Department of Radiation Oncology and Molecular Radiation Sciences, Johns Hopkins School of Medicine, Baltimore, MD.
Department of Biostatistics, Johns Hopkins Bloomberg School of Public Health, Baltimore, MD.
Int J Radiat Oncol Biol Phys. 2020 Nov 1;108(3):554-563. doi: 10.1016/j.ijrobp.2020.05.023. Epub 2020 May 22.
To determine whether a machine learning approach optimizes survival estimation for patients with symptomatic bone metastases (SBM), we developed the Bone Metastases Ensemble Trees for Survival (BMETS) to predict survival using 27 prognostic covariates. To establish its relative clinical utility, we compared BMETS with 2 simpler Cox regression models used in this setting.
For 492 bone sites in 397 patients evaluated for palliative radiation therapy (RT) for SBM from January 2007 to January 2013, data for 27 clinical variables were collected. These covariates and the primary outcome of time from consultation to death were used to build BMETS using random survival forests. We then performed Cox regressions as per 2 validated models: Chow's 3-item (C-3) and Westhoff's 2-item (W-2) tools. Model performance was assessed using cross-validation procedures and measured by time-dependent area under the curve (tAUC) for all 3 models. For temporal validation, a separate data set comprised of 104 bone sites treated in 85 patients in 2018 was used to estimate tAUC from BMETS.
Median survival was 6.4 months. Variable importance was greatest for performance status, blood cell counts, recent systemic therapy type, and receipt of concurrent nonbone palliative RT. tAUC at 3, 6, and 12 months was 0.83, 0.81, and 0.81, respectively, suggesting excellent discrimination of BMETS across postconsultation time points. BMETS outperformed simpler models at each time, with respective tAUC at each time of 0.78, 0.76, and 0.74 for the C-3 model and 0.80, 0.78, and 0.77 for the W-2 model. For the temporal validation set, respective tAUC was similarly high at 0.86, 0.82, and 0.78.

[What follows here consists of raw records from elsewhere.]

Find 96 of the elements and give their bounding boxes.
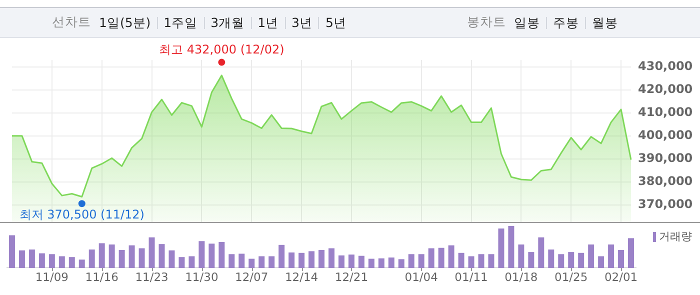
legend-label: 거래량 [659,229,692,244]
bar [368,258,374,268]
bar [478,254,484,268]
y-tick-label: 380,000 [638,174,693,188]
y-tick-label: 410,000 [638,104,693,119]
bar [418,254,424,268]
bar [528,252,534,268]
x-tick-label: 01/11 [454,270,488,284]
bar [628,238,634,268]
bar [208,244,215,268]
bar [58,256,65,268]
text: 봉차트 [467,14,506,31]
x-tick-label: 12/21 [334,270,368,284]
bar [348,254,354,268]
bar [128,245,135,268]
bar [308,251,315,268]
bar [28,250,35,268]
x-tick-label: 11/23 [135,270,168,284]
bar [338,255,344,268]
annotation: 최저 370,500 (11/12) [19,208,144,222]
bar [158,244,165,268]
bar [438,248,444,268]
bar [378,258,384,268]
annotation: 최고 432,000 (12/02) [159,42,284,56]
bar [448,245,454,268]
x-tick-label: 01/04 [404,270,438,284]
text: 3년 [284,14,318,30]
bar [278,244,285,268]
bar [578,252,584,268]
x-tick-label: 11/30 [185,270,218,284]
bar [538,237,544,268]
x-tick-label: 01/25 [554,270,588,284]
bar [168,250,175,268]
bar [218,242,225,268]
text: 3개월 [204,14,251,30]
bar [198,241,205,268]
y-tick-label: 370,000 [638,196,693,211]
bar [488,254,494,268]
bar [178,257,185,268]
bar [18,250,25,268]
bar [468,256,474,268]
bar [138,248,145,268]
bar [458,252,464,268]
text: 주봉 [546,14,585,30]
bar [558,254,564,268]
bar [408,254,414,268]
bar [428,248,434,268]
bar [88,250,95,268]
text: 선차트 [52,14,91,31]
bar [48,254,55,268]
text: 월봉 [585,14,624,30]
bar [318,250,324,268]
x-tick-label: 01/18 [504,270,538,284]
bar [188,256,195,268]
x-tick-label: 11/16 [85,270,118,284]
bar [548,250,554,268]
bar [288,252,295,268]
bar [298,252,305,268]
bar [78,260,85,268]
bar [148,237,155,268]
bar [38,253,45,268]
text: 1년 [250,14,285,30]
bar [98,243,105,268]
x-tick-label: 12/07 [235,270,268,284]
bar [238,254,245,268]
bar [68,257,75,268]
y-tick-label: 400,000 [638,128,693,142]
bar [498,228,504,268]
bar [508,226,514,268]
bar [618,250,624,268]
bar [598,256,604,268]
bar [248,258,255,268]
bar [108,244,115,268]
y-tick-label: 430,000 [638,59,693,74]
bar [588,244,594,268]
bar [228,254,235,268]
bar [328,248,334,268]
x-tick-label: 11/09 [35,270,69,284]
x-tick-label: 02/01 [604,270,638,284]
bar [518,244,524,268]
bar [398,259,404,268]
text: 1주일 [156,14,204,30]
bar [388,258,394,268]
bar [118,250,125,268]
y-tick-label: 390,000 [638,150,693,165]
bar [8,235,15,268]
bar [268,256,275,268]
y-tick-label: 420,000 [638,82,693,96]
bar [608,244,614,268]
bar [568,252,574,268]
text: 1일(5분) [99,14,152,30]
bar [358,256,364,268]
text: 5년 [318,14,352,30]
bar [258,256,265,268]
x-tick-label: 12/14 [284,270,318,284]
text: 일봉 [514,14,541,30]
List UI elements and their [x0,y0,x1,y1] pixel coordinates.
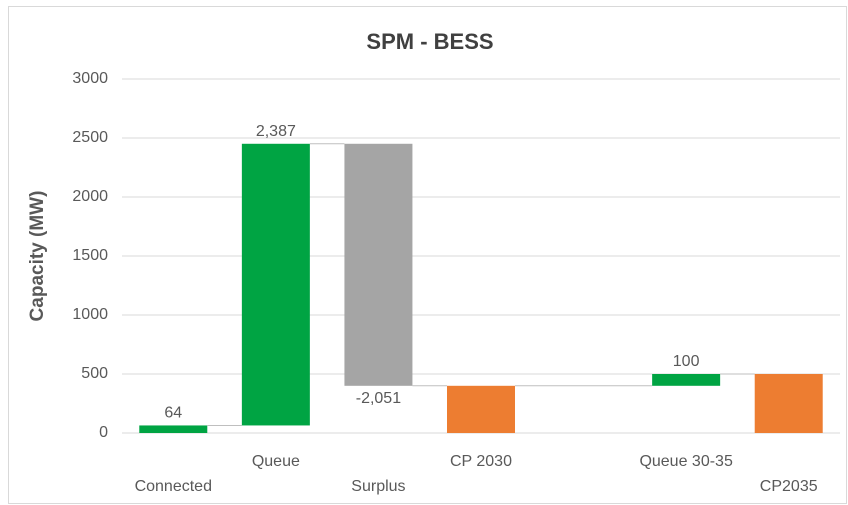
y-tick-label: 2000 [72,188,108,205]
bar [241,143,310,426]
y-tick-label: 2500 [72,129,108,146]
y-tick-label: 1000 [72,306,108,323]
x-tick-label: Connected [135,478,212,495]
bar [447,385,515,433]
chart-frame [8,6,847,504]
bar [754,374,823,433]
data-label: 64 [164,405,182,422]
data-label: 100 [673,353,700,370]
bar [139,425,208,433]
x-tick-label: CP 2030 [450,453,512,470]
x-tick-label: CP2035 [760,478,818,495]
y-tick-label: 0 [99,424,108,441]
y-tick-label: 3000 [72,70,108,87]
bar [652,374,721,386]
data-label: 2,387 [256,123,296,140]
x-tick-label: Queue [252,453,300,470]
x-tick-label: Queue 30-35 [639,453,733,470]
chart-title: SPM - BESS [366,29,493,54]
y-tick-label: 500 [81,365,108,382]
data-label: -2,051 [356,390,401,407]
x-tick-label: Surplus [351,478,405,495]
y-tick-label: 1500 [72,247,108,264]
y-axis-label: Capacity (MW) [27,191,48,322]
bar [344,143,413,386]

For patients with SBM, BMETS improved survival predictions versus simpler traditional models. Model performance was maintained when applied to a temporal validation set. To facilitate clinical use, we developed a web platform for data entry and display of BMETS-predicted survival probabilities.
为了确定机器学习方法是否能优化有症状骨转移(SBM)患者的生存估计,我们开发了 Bone Metastases Ensemble Trees for Survival(BMETS),以使用 27 个预后协变量来预测生存。为了确定其相对临床效用,我们将 BMETS 与该环境中使用的两种更简单的 Cox 回归模型进行了比较。
对 2007 年 1 月至 2013 年 1 月期间因 SBM 接受姑息性放疗(RT)评估的 397 名患者的 492 个骨部位,收集了 27 个临床变量的数据。使用随机生存森林,根据这些协变量和咨询到死亡的主要结果构建 BMETS。然后,我们根据 2 个经过验证的模型进行 Cox 回归:Chow 的 3 项(C-3)和 Westhoff 的 2 项(W-2)工具。使用交叉验证程序评估模型性能,并使用所有 3 种模型的时间依赖性曲线下面积(tAUC)进行衡量。为了进行时间验证,我们使用 2018 年治疗的 104 个骨部位和 85 名患者的另一个数据集,从 BMETS 中估计 tAUC。
中位生存时间为 6.4 个月。对表现状态、血细胞计数、最近的全身治疗类型和同时接受非骨姑息性 RT 的影响最大。3、6 和 12 个月时的 tAUC 分别为 0.83、0.81 和 0.81,表明 BMETS 在咨询后各个时间点的区分度均很好。在每个时间点,BMETS 均优于更简单的模型,相应的 tAUC 分别为 C-3 模型的 0.78、0.76 和 0.74,W-2 模型的 0.80、0.78 和 0.77。对于时间验证集,相应的 tAUC 也同样很高,分别为 0.86、0.82 和 0.78。
对于有 SBM 的患者,BMETS 改善了比传统简单模型的生存预测。当应用于时间验证集时,模型性能保持不变。为了便于临床使用,我们开发了一个用于数据输入和显示 BMETS 预测生存概率的网络平台。